A client asked last week, “When is it time to change our logo?” Eric answered him briskly, “When your company changes.”
Your logo symbolizes your company. It stands for all your corporate values and represents the customer experience. When those aspects change significantly—that is they improve—the logo needs to be updated to capture them. That’s what Starbucks Coffee will be doing in March when it rolls out its new mark.
Among my favorite logos are AT&T, Shell Oil and Volkswagen—all old ones that have evolved over the years with their corporate ancestor. Mostly they get modernized to reflect progressing aesthetics. Shell Oil, for instance, has updated its shell and evolved it from a representational image to an expressionistic one. Volkswagen’s initials-in-a-circle have gotten sleeker, more high-tech (and expensive) looking as their cars have done the same.
Apple Computer started out with a crunchy-granola, fruit label type logo that spoke of its California upbringing and small-company, “hand selected” philosophy. It was a great way to represent food and wine and a new way to talk about technology. As Apple dedicated itself to simplicity and being the computer anyone and everyone could use it drastically simplified its logo to just the apple with rainbow. Changes from rainbow to black to white to chrome reflect contemporary aesthetics as well as Apple’s position as a technology leader.
None of the companies we just discussed use their name as part of their logo.
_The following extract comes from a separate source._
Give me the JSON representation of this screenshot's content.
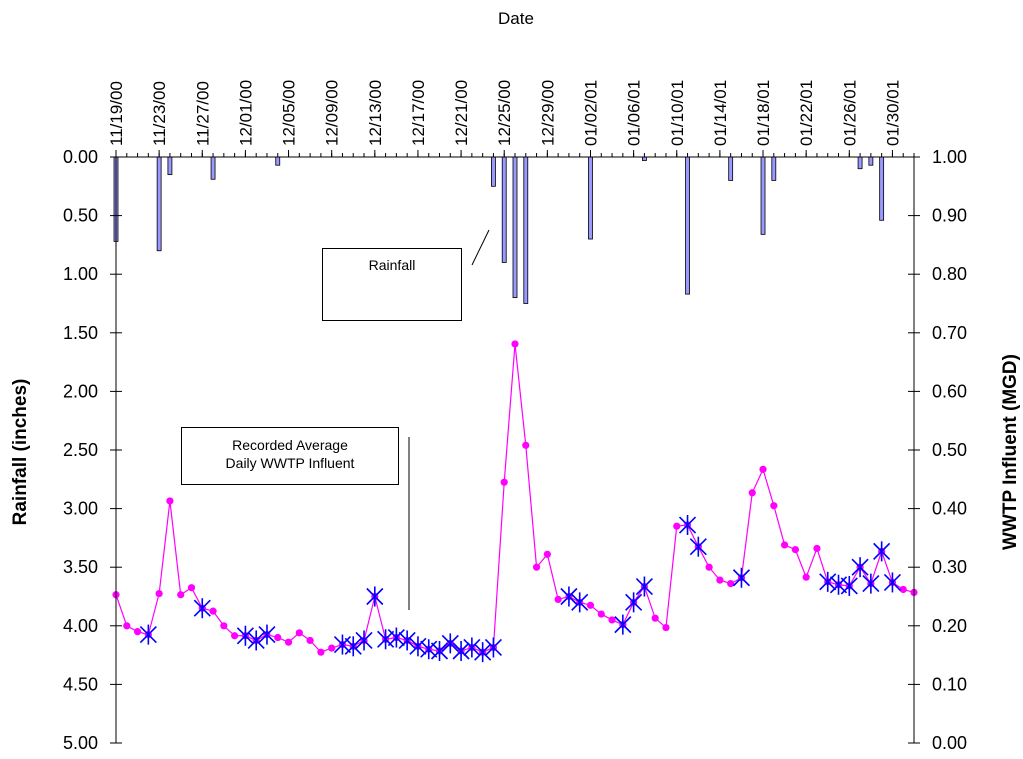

This is partly language-neutral globalism, partly ubiquity and partly pride. Starbucks has joined this crew with a 40th anniversary iteration of their mermaid. A company spokesman said that the mnemonic refinement reflects refinement of their strategy. The Associated Press dug a little deeper (January 5, 2011)
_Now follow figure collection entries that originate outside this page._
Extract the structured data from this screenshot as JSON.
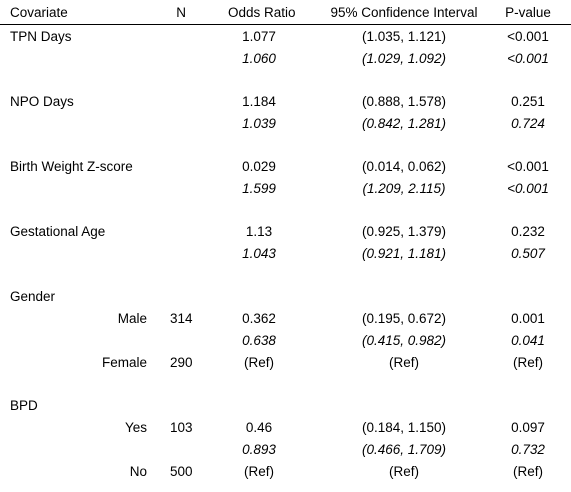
{
  "header": {
    "covariate": "Covariate",
    "n": "N",
    "odds_ratio": "Odds Ratio",
    "ci": "95% Confidence Interval",
    "p_value": "P-value"
  },
  "rows": [
    {
      "covariate": "TPN Days",
      "subgroup": "",
      "n": "",
      "or": "1.077",
      "ci": "(1.035, 1.121)",
      "p": "<0.001"
    },
    {
      "covariate": "",
      "subgroup": "",
      "n": "",
      "or": "1.060",
      "ci": "(1.029, 1.092)",
      "p": "<0.001"
    },
    {
      "covariate": "NPO Days",
      "subgroup": "",
      "n": "",
      "or": "1.184",
      "ci": "(0.888, 1.578)",
      "p": "0.251"
    },
    {
      "covariate": "",
      "subgroup": "",
      "n": "",
      "or": "1.039",
      "ci": "(0.842, 1.281)",
      "p": "0.724"
    },
    {
      "covariate": "Birth Weight Z-score",
      "subgroup": "",
      "n": "",
      "or": "0.029",
      "ci": "(0.014, 0.062)",
      "p": "<0.001"
    },
    {
      "covariate": "",
      "subgroup": "",
      "n": "",
      "or": "1.599",
      "ci": "(1.209, 2.115)",
      "p": "<0.001"
    },
    {
      "covariate": "Gestational Age",
      "subgroup": "",
      "n": "",
      "or": "1.13",
      "ci": "(0.925, 1.379)",
      "p": "0.232"
    },
    {
      "covariate": "",
      "subgroup": "",
      "n": "",
      "or": "1.043",
      "ci": "(0.921, 1.181)",
      "p": "0.507"
    },
    {
      "covariate": "Gender",
      "subgroup": "",
      "n": "",
      "or": "",
      "ci": "",
      "p": ""
    },
    {
      "covariate": "",
      "subgroup": "Male",
      "n": "314",
      "or": "0.362",
      "ci": "(0.195, 0.672)",
      "p": "0.001"
    },
    {
      "covariate": "",
      "subgroup": "",
      "n": "",
      "or": "0.638",
      "ci": "(0.415, 0.982)",
      "p": "0.041"
    },
    {
      "covariate": "",
      "subgroup": "Female",
      "n": "290",
      "or": "(Ref)",
      "ci": "(Ref)",
      "p": "(Ref)"
    },
    {
      "covariate": "BPD",
      "subgroup": "",
      "n": "",
      "or": "",
      "ci": "",
      "p": ""
    },
    {
      "covariate": "",
      "subgroup": "Yes",
      "n": "103",
      "or": "0.46",
      "ci": "(0.184, 1.150)",
      "p": "0.097"
    },
    {
      "covariate": "",
      "subgroup": "",
      "n": "",
      "or": "0.893",
      "ci": "(0.466, 1.709)",
      "p": "0.732"
    },
    {
      "covariate": "",
      "subgroup": "No",
      "n": "500",
      "or": "(Ref)",
      "ci": "(Ref)",
      "p": "(Ref)"
    }
  ]
}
“The brand is now evolving to a point where the coffee association is too confining and restrictive,” said John Quelch, a marketing professor at Harvard Business School. “Starbucks is fundamentally selling an experience, but by no means is coffee the only part of the experience. It is important that they not have a logo that is too confining.”
I never did see the connection between mythical human-fish hybrids and coffee. I sort of get how she can symbolize the other-worldly, get-away-from-it-all experience of relaxing with a good cup of coffee (something Starbucks has never had). But what she has to do with students and officeless consultants sponging wi-fi, lines of SUVs snaking toward the take-out window and the pseudo-socializing of social networks someone needs to explain to me.